Figure 3Subjective ratings. Iranians show the least subjective regret and disappointment. Error bars show standard error. *p < 0.05.
Figure 4Reaction times. Both (a) risk and (b) regret biased reaction times as predicted by approach–avoidance mechanisms: As the effect of risk/regret depends on individuals’ subjective preference we looked between subjects. An individual’s risk/regret preference (i.e. the obtained coefficients of the EV + SD + R model of choice behaviour; denoted as sdCoef and rCoef, respectively) strongly predicted their RT bias (RThigherSD - RTlowerSD or RThigherR - RTlowerR).
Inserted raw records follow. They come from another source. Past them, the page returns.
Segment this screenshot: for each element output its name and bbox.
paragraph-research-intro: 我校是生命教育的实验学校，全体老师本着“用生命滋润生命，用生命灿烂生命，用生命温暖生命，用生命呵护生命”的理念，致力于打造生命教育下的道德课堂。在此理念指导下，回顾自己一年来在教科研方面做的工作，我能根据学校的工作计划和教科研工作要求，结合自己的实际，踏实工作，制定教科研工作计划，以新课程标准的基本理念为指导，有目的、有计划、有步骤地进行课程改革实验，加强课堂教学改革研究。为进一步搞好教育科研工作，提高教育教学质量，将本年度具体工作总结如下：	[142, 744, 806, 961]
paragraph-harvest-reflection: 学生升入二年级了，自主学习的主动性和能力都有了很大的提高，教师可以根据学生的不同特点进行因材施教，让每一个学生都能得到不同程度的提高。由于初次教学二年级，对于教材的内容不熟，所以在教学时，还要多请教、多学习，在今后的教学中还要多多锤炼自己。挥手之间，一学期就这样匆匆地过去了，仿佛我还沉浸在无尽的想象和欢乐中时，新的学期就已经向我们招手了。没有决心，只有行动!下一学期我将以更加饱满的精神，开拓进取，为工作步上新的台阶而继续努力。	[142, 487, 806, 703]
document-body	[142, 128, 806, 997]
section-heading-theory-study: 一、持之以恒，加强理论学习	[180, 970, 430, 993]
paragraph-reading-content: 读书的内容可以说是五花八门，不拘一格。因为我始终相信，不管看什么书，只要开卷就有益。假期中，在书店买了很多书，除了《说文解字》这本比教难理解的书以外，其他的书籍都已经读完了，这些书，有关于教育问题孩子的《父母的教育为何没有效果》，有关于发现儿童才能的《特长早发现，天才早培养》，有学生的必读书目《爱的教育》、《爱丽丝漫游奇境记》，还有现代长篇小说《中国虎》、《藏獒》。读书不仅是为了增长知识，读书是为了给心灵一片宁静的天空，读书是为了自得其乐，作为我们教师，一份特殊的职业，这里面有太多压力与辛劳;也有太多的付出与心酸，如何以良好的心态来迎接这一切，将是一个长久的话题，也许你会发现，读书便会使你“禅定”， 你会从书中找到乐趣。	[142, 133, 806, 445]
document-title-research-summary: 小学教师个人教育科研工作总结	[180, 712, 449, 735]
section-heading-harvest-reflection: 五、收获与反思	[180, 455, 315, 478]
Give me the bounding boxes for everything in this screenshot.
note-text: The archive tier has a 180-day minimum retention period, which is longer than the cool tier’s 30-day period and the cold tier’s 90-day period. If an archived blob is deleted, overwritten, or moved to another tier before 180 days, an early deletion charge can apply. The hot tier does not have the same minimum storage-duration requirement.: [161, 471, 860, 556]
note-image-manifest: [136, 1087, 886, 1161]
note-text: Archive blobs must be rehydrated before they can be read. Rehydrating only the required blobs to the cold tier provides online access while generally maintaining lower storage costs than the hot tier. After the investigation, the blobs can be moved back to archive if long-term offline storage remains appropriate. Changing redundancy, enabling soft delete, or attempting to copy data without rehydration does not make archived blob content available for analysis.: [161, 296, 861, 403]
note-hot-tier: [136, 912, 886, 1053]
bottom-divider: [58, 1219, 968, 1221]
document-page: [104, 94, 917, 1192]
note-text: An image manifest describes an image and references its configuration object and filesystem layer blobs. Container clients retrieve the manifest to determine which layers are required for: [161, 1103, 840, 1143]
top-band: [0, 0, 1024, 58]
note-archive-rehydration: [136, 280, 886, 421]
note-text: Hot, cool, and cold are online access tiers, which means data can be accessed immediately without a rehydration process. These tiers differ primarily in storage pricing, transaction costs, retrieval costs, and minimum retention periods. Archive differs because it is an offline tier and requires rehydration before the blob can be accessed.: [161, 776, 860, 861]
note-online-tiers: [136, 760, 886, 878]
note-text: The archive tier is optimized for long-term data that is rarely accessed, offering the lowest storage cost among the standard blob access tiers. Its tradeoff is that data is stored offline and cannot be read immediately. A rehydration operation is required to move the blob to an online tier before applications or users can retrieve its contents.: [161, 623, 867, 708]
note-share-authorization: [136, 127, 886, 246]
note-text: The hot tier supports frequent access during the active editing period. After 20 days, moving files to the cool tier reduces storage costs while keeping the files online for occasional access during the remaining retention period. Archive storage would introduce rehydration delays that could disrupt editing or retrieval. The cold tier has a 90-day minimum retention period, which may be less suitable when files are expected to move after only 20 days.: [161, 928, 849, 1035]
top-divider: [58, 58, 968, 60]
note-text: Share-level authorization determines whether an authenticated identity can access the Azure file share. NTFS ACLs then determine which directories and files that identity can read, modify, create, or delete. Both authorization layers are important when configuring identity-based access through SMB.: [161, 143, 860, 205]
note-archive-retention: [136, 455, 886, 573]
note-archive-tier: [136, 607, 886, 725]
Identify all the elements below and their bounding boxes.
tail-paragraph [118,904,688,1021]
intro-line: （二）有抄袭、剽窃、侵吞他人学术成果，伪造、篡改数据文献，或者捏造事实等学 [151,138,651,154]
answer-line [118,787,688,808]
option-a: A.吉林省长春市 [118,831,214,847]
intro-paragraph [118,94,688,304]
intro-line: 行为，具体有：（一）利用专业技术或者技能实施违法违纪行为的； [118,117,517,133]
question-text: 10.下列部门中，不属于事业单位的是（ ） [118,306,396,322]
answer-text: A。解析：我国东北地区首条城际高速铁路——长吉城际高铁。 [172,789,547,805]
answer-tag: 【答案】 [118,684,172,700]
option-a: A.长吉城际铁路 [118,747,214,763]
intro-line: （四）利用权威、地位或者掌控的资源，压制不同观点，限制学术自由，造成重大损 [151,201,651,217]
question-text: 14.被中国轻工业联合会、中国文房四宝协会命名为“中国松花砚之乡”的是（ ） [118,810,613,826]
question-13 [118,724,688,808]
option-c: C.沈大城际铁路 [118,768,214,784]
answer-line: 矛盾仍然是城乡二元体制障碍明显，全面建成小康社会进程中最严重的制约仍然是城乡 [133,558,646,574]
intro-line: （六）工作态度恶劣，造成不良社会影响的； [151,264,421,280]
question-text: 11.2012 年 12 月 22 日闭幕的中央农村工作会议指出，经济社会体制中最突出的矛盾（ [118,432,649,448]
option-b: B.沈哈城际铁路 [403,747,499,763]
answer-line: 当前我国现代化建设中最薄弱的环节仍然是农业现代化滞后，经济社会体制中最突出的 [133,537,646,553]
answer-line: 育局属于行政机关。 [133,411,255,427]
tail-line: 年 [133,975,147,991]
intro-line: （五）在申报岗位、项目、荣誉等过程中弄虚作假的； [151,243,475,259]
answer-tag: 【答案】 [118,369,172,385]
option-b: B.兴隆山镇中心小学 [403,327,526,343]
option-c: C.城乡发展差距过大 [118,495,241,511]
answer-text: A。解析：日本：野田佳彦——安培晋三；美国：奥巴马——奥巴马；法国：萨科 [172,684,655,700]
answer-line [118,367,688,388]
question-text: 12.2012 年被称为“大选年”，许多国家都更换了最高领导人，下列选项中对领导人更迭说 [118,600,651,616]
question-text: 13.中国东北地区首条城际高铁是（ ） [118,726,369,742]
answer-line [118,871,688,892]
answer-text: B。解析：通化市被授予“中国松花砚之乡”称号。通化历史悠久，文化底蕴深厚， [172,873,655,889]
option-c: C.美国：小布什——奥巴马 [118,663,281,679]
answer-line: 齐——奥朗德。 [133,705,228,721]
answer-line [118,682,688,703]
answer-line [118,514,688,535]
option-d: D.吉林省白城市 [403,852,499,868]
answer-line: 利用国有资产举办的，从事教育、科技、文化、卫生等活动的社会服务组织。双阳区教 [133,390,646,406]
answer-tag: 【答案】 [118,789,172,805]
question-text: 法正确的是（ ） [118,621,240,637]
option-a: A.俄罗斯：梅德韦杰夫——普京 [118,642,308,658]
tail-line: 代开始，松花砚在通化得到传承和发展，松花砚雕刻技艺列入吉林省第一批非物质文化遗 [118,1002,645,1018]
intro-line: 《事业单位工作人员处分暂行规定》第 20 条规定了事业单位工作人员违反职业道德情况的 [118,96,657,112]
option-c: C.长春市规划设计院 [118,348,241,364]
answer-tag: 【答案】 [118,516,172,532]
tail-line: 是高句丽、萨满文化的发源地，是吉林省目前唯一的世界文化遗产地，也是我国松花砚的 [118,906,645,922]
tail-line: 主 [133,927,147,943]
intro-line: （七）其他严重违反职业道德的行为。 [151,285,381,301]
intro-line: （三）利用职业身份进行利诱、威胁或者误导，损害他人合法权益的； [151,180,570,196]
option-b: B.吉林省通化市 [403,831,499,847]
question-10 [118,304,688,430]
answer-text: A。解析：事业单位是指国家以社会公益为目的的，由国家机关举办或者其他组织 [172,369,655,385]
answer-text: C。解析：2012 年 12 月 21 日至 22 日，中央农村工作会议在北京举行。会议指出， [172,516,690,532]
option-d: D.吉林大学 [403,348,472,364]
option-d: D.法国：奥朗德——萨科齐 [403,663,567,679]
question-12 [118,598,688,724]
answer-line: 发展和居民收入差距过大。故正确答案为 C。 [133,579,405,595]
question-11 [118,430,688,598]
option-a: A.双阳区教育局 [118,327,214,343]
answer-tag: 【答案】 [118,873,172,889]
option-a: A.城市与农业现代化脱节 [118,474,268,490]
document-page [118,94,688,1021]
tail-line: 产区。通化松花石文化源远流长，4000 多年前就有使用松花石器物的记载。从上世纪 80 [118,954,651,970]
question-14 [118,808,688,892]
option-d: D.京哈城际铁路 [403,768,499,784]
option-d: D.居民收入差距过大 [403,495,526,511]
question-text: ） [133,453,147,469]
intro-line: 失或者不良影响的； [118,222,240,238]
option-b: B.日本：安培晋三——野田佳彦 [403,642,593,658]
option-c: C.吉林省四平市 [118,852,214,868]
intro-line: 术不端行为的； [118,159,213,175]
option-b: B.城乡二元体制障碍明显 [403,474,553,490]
We observed our predicted pattern, where: risk slowed approach when risk was aversive; risk induced no RT bias when risk was neutral; and risk speeded approach when risk was appetitive (each panel on the right hand side is a cartoon of these predictions). Regression lines are shown, which are not constrained in any way. Grey lines show risk-neutrality in choice (i.e. sdCoef = 0 or rCoef = 0) and no RT bias (i.e. RThigherSD - RTlowerSD = 0 or RThigherR - RTlowerR = 0).